The Next G

Gerai Dinar

Sumber Daya Bebas Bea Untuk Pendidikan, Pelatihan dan Pendampingan Usaha dan Kewirausahaan.
Rabu, 18 Juli 2018

The Next G

Belum pernah saya menghadiri wisuda yang mengharu biru seperti yang saya saksikan pekan lalu di Madrasah Al-Fatih – Hambalang, Bogor. Wisuda yang dihiasi isak tangis guru-guru yang merasa malu terhadap anak-anak didiknya yang mestinya mendapat guru yang lebih baik, isak tangis orang tua yang ketakutan anaknya menjadi sombong karena tingginya ilmu mereka jauh melebihi rata-rata orang tua dan bahkan juga guru-guru mereka.

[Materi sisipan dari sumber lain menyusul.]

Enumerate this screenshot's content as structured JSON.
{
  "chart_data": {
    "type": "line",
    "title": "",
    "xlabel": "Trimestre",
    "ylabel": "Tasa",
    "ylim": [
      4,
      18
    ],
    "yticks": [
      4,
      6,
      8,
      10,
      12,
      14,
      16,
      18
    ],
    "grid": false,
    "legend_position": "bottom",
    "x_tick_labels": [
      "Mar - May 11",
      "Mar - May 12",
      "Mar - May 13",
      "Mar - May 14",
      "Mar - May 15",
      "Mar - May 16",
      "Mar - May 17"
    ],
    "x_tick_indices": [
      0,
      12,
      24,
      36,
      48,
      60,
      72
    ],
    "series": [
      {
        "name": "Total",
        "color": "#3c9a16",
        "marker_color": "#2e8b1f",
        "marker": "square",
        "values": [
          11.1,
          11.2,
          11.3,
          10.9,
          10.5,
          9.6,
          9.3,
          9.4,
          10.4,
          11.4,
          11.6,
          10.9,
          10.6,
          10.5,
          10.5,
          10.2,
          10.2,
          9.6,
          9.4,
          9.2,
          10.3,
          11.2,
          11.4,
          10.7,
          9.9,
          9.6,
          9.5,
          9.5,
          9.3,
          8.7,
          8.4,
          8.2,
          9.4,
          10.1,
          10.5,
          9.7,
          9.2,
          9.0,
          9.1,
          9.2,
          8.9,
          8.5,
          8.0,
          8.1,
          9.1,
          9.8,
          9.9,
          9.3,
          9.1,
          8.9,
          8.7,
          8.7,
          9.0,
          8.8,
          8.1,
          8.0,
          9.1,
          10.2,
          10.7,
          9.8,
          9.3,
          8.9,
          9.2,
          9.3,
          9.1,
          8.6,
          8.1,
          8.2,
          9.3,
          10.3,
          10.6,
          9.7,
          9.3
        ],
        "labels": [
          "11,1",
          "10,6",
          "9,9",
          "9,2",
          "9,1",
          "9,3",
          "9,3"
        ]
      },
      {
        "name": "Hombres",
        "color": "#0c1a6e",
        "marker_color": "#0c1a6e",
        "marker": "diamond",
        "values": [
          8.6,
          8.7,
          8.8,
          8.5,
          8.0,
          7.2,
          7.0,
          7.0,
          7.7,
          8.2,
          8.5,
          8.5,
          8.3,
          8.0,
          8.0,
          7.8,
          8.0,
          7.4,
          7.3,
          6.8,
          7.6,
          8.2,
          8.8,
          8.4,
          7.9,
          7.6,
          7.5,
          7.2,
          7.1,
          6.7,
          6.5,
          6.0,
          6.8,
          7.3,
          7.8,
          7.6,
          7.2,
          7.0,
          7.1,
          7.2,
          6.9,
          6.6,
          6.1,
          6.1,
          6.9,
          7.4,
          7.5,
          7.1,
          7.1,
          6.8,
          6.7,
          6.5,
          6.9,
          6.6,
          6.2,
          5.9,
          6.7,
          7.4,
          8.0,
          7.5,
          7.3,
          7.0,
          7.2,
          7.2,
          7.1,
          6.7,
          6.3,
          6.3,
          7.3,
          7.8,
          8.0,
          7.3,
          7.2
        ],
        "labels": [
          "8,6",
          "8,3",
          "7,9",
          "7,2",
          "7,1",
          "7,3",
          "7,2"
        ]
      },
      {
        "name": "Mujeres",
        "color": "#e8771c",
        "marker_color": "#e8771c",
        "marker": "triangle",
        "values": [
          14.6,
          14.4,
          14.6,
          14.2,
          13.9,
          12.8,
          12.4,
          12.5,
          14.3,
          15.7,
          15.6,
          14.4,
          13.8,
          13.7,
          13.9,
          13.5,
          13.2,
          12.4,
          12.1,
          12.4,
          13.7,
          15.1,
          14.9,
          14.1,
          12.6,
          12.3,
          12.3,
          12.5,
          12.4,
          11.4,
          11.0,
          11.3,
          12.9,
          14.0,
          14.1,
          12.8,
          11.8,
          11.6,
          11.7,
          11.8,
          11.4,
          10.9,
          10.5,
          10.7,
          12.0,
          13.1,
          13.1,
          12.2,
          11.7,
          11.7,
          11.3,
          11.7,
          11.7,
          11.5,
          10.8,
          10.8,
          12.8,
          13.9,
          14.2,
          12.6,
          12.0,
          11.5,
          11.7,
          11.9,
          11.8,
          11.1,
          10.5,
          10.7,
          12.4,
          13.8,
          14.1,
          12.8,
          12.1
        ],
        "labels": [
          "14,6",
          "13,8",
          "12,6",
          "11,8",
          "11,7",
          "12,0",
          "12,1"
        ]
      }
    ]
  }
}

Siapa yang diwisuda ini ? Inilah The Next G – generasi berikutnya yang insyaAllah akan memimpin peradaban.

 

Mereka adalah anak-anak yang sangat belia di kisaran usia 13-15 tahun, tetapi mereka sudah hafal 30 juz Al-Qur’an dengan sangat baik. Dan tidak berhenti disini diantara mereka sudah ada yang mulai menghafal dengan sangat baik pula hadits-hadits hukum, lebih dari 1000 hadits dalam kitab Bulughul Maram.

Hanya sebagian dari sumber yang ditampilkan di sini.